As a child we drove from Rhode Island to my grandmother's house in Michigan once a year. My mother, my two aunts and my grandmother would speak Polish and cook up a storm! I felt so embraced by the smells, the sounds and the love in the house. It was a magical feeling and I felt so exotic eating these pancakes dolloped with sour cream. These were the times I knew our family was special. —Christy Wirth

  • Makes about 6 pancakes
  • 4 large russet potaotes
  • 1 medium sweet onion
  • 1 cup flour
  • 1 cup whole milk
  • 1 large egg
  • 1 1/2 teaspoons baking powder
  • 2 tablespoons melted butter
  • 1 tablespoon flat leaf parsley
  • 1/2 teaspoon freshly grated nutmeg
In This Recipe
  1. In a food processor with a grater attachment grate the potatoes and the onion. Let rest for 5 minutes then squeeze out as much liquid as you can. Put the mixture in a strainer over a large bowl.
  2. In a large bowl mix the flour, baking powder, milk, egg and nutmeg
  3. Put the drained, shredded potato and onion mixture in a large bowl and add the batter, butter and parsley.
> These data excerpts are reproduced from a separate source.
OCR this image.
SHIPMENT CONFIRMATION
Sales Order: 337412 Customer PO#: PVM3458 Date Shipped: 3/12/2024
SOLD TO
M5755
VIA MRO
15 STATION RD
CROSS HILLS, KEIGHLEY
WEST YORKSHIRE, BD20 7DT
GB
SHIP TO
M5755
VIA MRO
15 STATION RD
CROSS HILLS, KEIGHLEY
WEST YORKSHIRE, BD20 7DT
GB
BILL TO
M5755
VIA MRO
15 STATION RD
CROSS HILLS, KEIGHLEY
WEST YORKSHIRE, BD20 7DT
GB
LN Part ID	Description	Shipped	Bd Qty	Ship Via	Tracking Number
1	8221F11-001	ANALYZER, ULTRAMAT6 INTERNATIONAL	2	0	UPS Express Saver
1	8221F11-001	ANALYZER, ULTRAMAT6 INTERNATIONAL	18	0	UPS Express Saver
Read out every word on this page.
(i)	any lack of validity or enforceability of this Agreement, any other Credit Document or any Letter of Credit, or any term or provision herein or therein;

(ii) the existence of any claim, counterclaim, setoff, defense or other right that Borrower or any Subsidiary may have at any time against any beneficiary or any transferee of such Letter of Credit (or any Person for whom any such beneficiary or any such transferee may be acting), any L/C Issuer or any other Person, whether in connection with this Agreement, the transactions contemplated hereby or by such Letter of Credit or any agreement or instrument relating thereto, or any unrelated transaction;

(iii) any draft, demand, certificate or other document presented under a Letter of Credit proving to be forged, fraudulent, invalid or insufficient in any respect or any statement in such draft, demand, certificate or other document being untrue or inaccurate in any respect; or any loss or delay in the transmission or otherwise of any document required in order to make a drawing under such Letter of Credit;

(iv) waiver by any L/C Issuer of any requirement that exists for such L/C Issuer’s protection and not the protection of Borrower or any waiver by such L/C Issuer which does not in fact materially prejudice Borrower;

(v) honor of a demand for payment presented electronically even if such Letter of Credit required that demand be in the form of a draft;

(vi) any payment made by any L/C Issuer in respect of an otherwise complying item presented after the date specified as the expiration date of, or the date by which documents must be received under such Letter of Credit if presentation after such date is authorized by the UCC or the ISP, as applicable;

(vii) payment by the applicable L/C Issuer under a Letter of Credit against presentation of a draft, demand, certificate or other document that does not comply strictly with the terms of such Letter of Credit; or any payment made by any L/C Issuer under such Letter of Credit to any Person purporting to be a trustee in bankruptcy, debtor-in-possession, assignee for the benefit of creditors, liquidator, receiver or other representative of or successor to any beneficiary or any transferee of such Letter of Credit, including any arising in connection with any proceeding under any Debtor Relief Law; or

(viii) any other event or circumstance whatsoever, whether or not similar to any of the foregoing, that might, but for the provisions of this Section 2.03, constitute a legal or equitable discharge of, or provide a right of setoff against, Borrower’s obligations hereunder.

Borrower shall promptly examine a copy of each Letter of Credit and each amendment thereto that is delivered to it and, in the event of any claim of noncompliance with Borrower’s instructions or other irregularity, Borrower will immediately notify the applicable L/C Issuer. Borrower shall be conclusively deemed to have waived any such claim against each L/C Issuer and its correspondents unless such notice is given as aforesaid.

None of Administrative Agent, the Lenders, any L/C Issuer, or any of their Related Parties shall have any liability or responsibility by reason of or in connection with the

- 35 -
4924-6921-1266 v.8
  4. Heat a large skillet over medium heat. Add 1/2 inch of vegetable oil. When the oil is hot drop 2 tablespoons of the potato mixture into the oil and spread it out so it browns evenly. Cook about 3 minutes on each side. Drain on paper towels and salt to taste. Serve with a dollop of sour cream and a sprinkle of chives.